MHONGOOSE, a legacy project of the MeerKAT radiointerferometer, South African precursor to the Square Kilometer Array, produces its first results. They have been obtained in its preparatory phase, thus anticipating the window that will open to the understanding of the formation and evolution of galaxies



MHONGOOSE (MeerKAT Observations of Nearby Galactic Objects - Observing Southern Emitters) is a legacy project to study the distribution of atomic hydrogen (HI) in a selection of nearby galaxies using the MeerKAT radiotelescope (South Africa). As part of its testing phase, it has already provided its first scientific results. This first work, published in the journal Astronomy and Astrophysics, provides new findings on the distribution of gas around the galaxy ESO 302-G014 and shows the potential of the project.

MHONGOOSE will study how galaxies capture gas from their surroundings and the relationship between gas and star formation. To do so, the distribution of atomic hydrogen (HI) will be studied in a sample of 30 nearby galaxies, located less than 65 million light years from our Milky Way. The galaxies have been selected to cover all inclinations, from edge-on galaxies to front-on galaxies, and cover a very wide range in mass and luminosity.

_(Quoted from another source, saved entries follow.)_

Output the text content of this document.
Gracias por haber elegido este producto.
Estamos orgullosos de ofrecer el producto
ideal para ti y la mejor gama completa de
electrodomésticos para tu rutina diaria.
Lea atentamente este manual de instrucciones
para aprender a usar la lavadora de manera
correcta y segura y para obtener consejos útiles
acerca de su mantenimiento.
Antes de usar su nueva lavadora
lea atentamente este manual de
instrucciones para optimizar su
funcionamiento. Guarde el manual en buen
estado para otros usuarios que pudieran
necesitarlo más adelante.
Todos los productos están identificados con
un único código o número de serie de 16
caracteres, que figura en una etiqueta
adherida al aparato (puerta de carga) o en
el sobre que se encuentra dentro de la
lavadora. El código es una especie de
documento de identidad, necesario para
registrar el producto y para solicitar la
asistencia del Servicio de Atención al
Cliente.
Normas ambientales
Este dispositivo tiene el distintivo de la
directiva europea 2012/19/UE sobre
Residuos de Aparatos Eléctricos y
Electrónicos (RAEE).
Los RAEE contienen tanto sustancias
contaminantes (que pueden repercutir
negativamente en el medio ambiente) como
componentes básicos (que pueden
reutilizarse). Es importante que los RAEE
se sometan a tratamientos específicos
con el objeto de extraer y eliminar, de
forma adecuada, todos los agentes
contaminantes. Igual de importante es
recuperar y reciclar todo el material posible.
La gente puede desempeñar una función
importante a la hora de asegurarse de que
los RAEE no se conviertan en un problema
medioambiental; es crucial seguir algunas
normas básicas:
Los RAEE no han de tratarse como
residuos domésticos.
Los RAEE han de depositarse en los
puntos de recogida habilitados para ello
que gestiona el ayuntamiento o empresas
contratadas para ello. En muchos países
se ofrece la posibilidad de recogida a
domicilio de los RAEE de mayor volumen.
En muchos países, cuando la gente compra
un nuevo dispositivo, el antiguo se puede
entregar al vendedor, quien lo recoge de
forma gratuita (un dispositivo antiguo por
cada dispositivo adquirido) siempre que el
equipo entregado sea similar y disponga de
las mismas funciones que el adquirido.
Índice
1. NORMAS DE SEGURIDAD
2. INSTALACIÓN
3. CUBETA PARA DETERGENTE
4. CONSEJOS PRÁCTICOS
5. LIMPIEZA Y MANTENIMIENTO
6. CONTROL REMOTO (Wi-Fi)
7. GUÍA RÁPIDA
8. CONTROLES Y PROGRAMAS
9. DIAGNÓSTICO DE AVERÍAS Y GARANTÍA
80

This variety in the sample allows addressing various questions about the transformation and evolution processes of galaxies in the nearby universe. The project has obtained 1650 hours of observation in the MeerKAT radiointerferometer, a precursor of SKA (Square Kilometer Array) consisting of 64 antennas located in the Karoo desert, in South Africa. MeerKAT is, until SKA is built, the most efficient telescope to obtain the type of data that is needed in MHONGOOSE.

Gas Clouds Surrounding a Dwarf Galaxy in the Southern Hemisphere

The first results that MHONGOOSE provides correspond to the galaxy called ESO 302-G014, a nearby gas-rich dwarf galaxy. The international scientific team responsible for the work, which has the participation of the IAA-CSIC, has used observations made with MeerKAT, together with complementary data in other wavelengths, to study its evolutionary history. They have found that the galaxy has a thin, asymmetrical outer disk, as well as a tidal tail of atomic hydrogen and an isolated cloud about 6,500 light-years from this galaxy.

These structures, which had not been previously detected, seem to indicate that the galaxy underwent an interaction with another low mass galaxy. Lourdes Verdes-Montenegro, IAA-CSIC scientific researcher and the only Spanish member of the MHONGOOSE team, highlights that “the detected signs of a possible interaction with some low-mass galaxy companion are also supported by the presence of significant amounts of molecular gas detected by the ALMA interferometer and the existence of prominent star clusters, suggesting a recently induced star formation”.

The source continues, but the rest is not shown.